French general and politician

Jean-François-Xavier Noguès (3 December 1769 – 9 January 1808) was a French general and politician. He was an aide-de-camp to Louis Bonaparte. He served as a member of the Corps législatif from 1805 to 1808.

==Early life==
Jean-François-Xavier Noguès was born on 3 December 1769 in Castelnau-Rivière-Basse, Hautes-Pyrénées. His father, Antoine Noguès, was a landowner in Castelnau-Rivière-Basse; his mother was Marie Rangon (or Ranson). One of his brothers, Antoine Noguès, also became a general.

==Career==
Noguès joined the Army of the Eastern Pyrenees on 5 November 1791. He became a lieutenant on 2 March 1792 and a captain on 4 April 1792. He was wounded in Le Boulou in 1893, and promoted to battalion chief. He was also wounded in Saint-Laurent de la Monga. He became adjutant general on 4 November 1894, and he was appointed as Chief of the Defence Staff of the Army of the Midi in 1795. He served alongside Jean Lannes, and he was wounded in the battle of Pô in 1800. He appointed as brigadier general on 28 July 1800.

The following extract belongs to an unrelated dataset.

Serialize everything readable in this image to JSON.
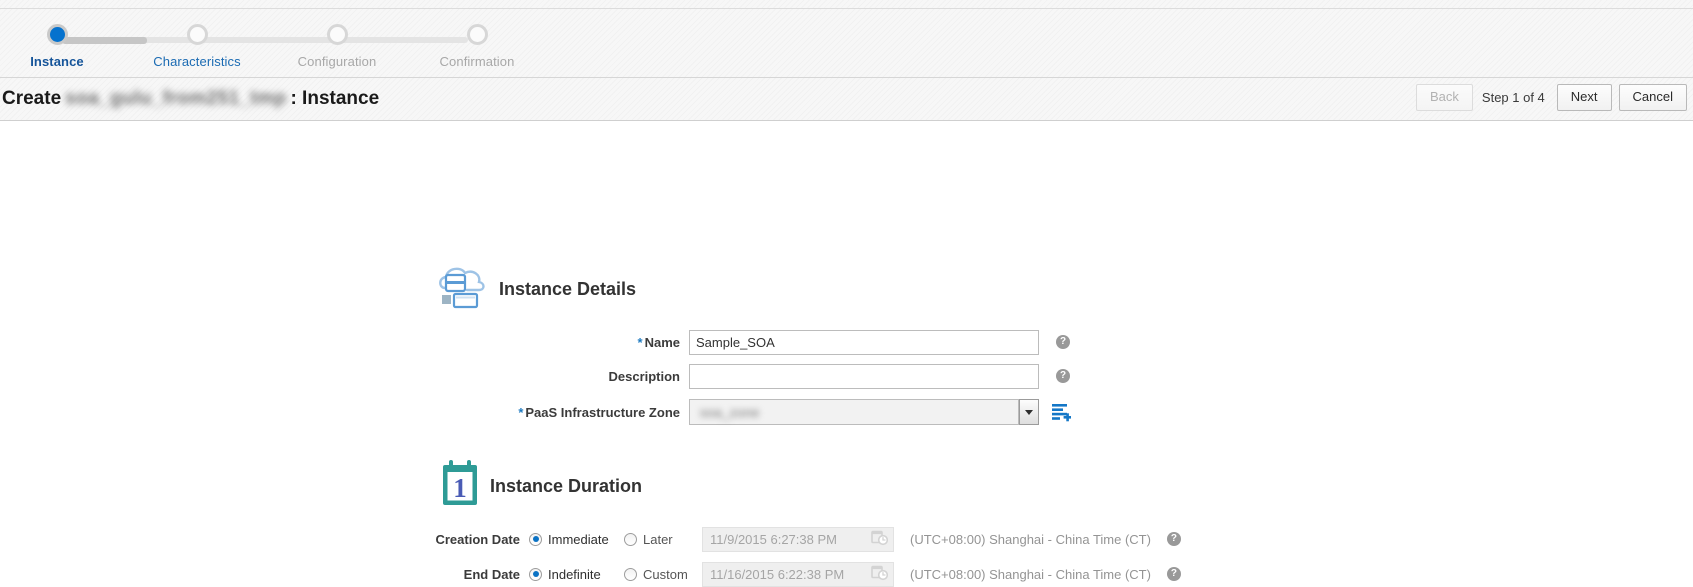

Noguès served in Martinique and Saint Lucia in 1802, when he was captured by the English and sent back to France. He commanded the Charente in June 1803, and he became an aide-de-camp to Louis Bonaparte in 1804. He was appointed as a divisional general in February 1805. When Louis Bonaparte left Paris in November 1805, Noguès became its commander.

He served as Lieutenant Governor of Saint Lucia from 1802 to 1803.

Noguès was elected as a member of the Corps législatif from 21 September 1805, and he became its president on 6 November 1806. He was also appointed as a constable of France, and as the governor of The Hague by Louis Bonaparte in 1806.

Noguès was a commander of the Legion of Honour.

==Death==
Noguès retired at the Château Montus, also known as Château de Montas, in his hometown of Castelnau-Rivière-Basse, where he died on 9 January 1808.